Government delay allowing headshop drugs to gain a foothold

Issued : Friday 16 April, 2010

Statement by Pat Rabbitte TD
Minister for Communications, Energy & Natural Resources

The tardy response of Government to the growth of headshops has meant that the substances on sale have taken a foothold amongst a growing number of young people. A supply-side solution alone at this stage will not deter most of those newly addicted customers from attempting to source these products elsewhere. Government sat back while these headshops dramatically increased until more than 100 are operating nationwide. These substances have damaging physical and psychological effects on those who consume or inject them.

These headshops are pushing mephedrone related products and other legal highs that ought to have been banned by Government. Where it can literally be a matter of life and death the Government's explanation that it is prevented from acting immediately because it would constitute a restriction of trade under EU regulations is feeble in the extreme. The principle of subsidiarity allows each member state to act in matters pertaining to the health of its citizens.

My colleagues Jan O'Sullivan and Joe Costello published our Planning Amendment Bill in order to get control of where these shops may be located. As the law stands local authorities are powerless since no specific planning permission is required for a change of use from one existing retail function to another. Of course, minors should be excluded from such premises.

After 30 years experience we know that where drugs like heroin were allowed gain a foothold their eradication later is virtually impossible. Government delay meeting this latest challenge is puzzling.

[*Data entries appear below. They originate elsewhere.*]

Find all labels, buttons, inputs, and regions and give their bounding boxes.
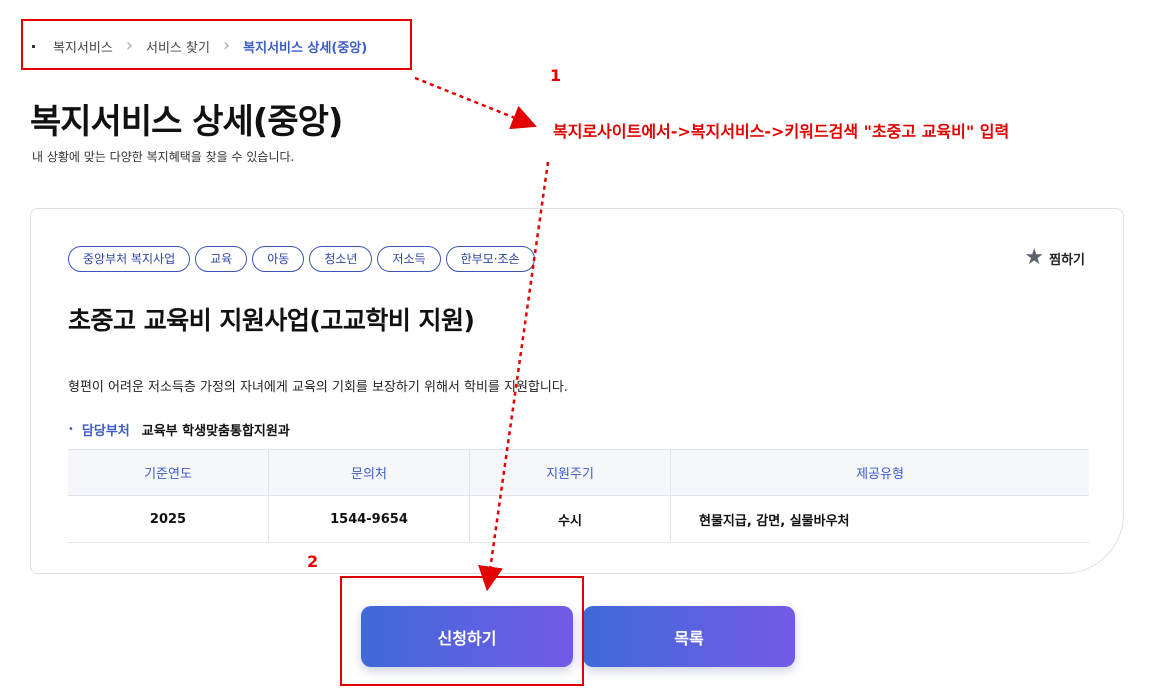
star-icon: ★ [1024, 245, 1045, 270]
list-button[interactable]: 목록 [583, 606, 795, 667]
annotation-instruction: 복지로사이트에서->복지서비스->키워드검색 "초중고 교육비" 입력 [553, 122, 1010, 141]
department-value: 교육부 학생맞춤통합지원과 [141, 424, 290, 439]
tag-education: 교육 [195, 246, 248, 272]
header-contact: 문의처 [268, 449, 470, 496]
header-support-cycle: 지원주기 [469, 449, 671, 496]
annotation-step-2: 2 [307, 552, 319, 571]
tag-central-ministry: 중앙부처 복지사업 [68, 246, 191, 272]
annotation-step-1: 1 [550, 66, 562, 85]
service-description: 형편이 어려운 저소득층 가정의 자녀에게 교육의 기회를 보장하기 위해서 학… [68, 380, 568, 395]
tag-single-parent: 한부모·조손 [445, 246, 535, 272]
cell-provision-type: 현물지급, 감면, 실물바우처 [670, 495, 1089, 543]
page-title: 복지서비스 상세(중앙) [30, 102, 343, 142]
page-subtitle: 내 상황에 맞는 다양한 복지혜택을 찾을 수 있습니다. [32, 150, 295, 164]
arrow-to-instruction [414, 76, 537, 130]
header-provision-type: 제공유형 [670, 449, 1089, 496]
table-header-row: 기준연도 문의처 지원주기 제공유형 [68, 449, 1089, 496]
bullet-icon: • [68, 424, 74, 435]
tag-low-income: 저소득 [377, 246, 441, 272]
bookmark-button[interactable]: ★ 찜하기 [1024, 247, 1085, 269]
service-card: 중앙부처 복지사업 교육 아동 청소년 저소득 한부모·조손 ★ 찜하기 초중고… [30, 208, 1124, 574]
bookmark-label: 찜하기 [1049, 252, 1085, 268]
department-label: 담당부처 [81, 424, 130, 439]
table-row: 2025 1544-9654 수시 현물지급, 감면, 실물바우처 [68, 495, 1089, 543]
annotation-box-apply [340, 576, 584, 686]
service-info-table: 기준연도 문의처 지원주기 제공유형 2025 1544-9654 수시 현물지… [68, 449, 1089, 543]
annotation-box-breadcrumb [21, 19, 412, 70]
cell-base-year: 2025 [68, 495, 269, 543]
tag-youth: 청소년 [309, 246, 373, 272]
cell-support-cycle: 수시 [469, 495, 671, 543]
tag-list: 중앙부처 복지사업 교육 아동 청소년 저소득 한부모·조손 [68, 246, 535, 272]
cell-contact: 1544-9654 [268, 495, 470, 543]
department-info: • 담당부처 교육부 학생맞춤통합지원과 [68, 420, 290, 439]
service-title: 초중고 교육비 지원사업(고교학비 지원) [68, 306, 475, 335]
header-base-year: 기준연도 [68, 449, 269, 496]
tag-child: 아동 [252, 246, 305, 272]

Government funding for harm reduction strategies and to reduce demand for drugs must be continued and enhanced. Government must take on board the Labour Party Planning and Development (Amendment) Bill 2010. And Government must apply the Misuse of Drugs Act to the family of harmful substances on offer in these headshops.

I have spoken to a number of meetings around the country organised by Labour Women on the worsening scale of human trafficking sometimes for purposes of labour exploitation but more often to service the sex industry. Trafficking in human beings is a multi-billion dollar business controlled by the international criminal fraternity. Apart from being sold into sexual slavery these vulnerable young women - and they are usually young women - are often intimidated and subjected to violence.

The Labour Party was influential in the enactment for the first time of a law that creates a criminal offence of trafficking persons for the purpose of sexual or labour exploitation which moves Ireland towards compliance with international human rights standards. Despite our best efforts the Act does not adequately address the protection of, and provision of services to, victims of trafficking. One suspects that this approach was partly conditioned by an official scepticism about trafficking into Ireland. Events since enactment of the trafficking legislation have clearly shown that Ireland is not immune from this criminal activity and that those in the sex industry here are mainly from outside of the jurisdiction and many of them have been trafficked.

On the matter of protection of victims one significant Labour amendment was accepted but the Minister's position is that he will return to this issue in the Immigration Bill now awaiting Report Stage. From our point of view, however, immigration and trafficking are distinctly different issues.

In response to amendments run by the Opposition to criminalise the user of the services of a person trafficked and separately to criminalise the purchaser of sex, the then Justice Minister argued that where criminalisation was tried "the incidence of street prostitution had reduced and the manifestation of prostitution on the internet and mobile phones had increased." The present Government subsequently voted down an Opposition motion that would have required an official study to be prepared on this issue.

After much pressure arising from his decision to breathe new life into blasphemy in the Defamation Act, the Minister for Justice announced very recently that he intended bringing proposals to Government for a Referendum to excise the reference in the Constitution. At Question Time subsequently he appeared to resile from this commitment and put it on the long finger. It may be that the Government is attempting to dodge any Referendum this year - we had been promised a Referendum on the rights of the child - so as to avoid having to hold three By-Elections.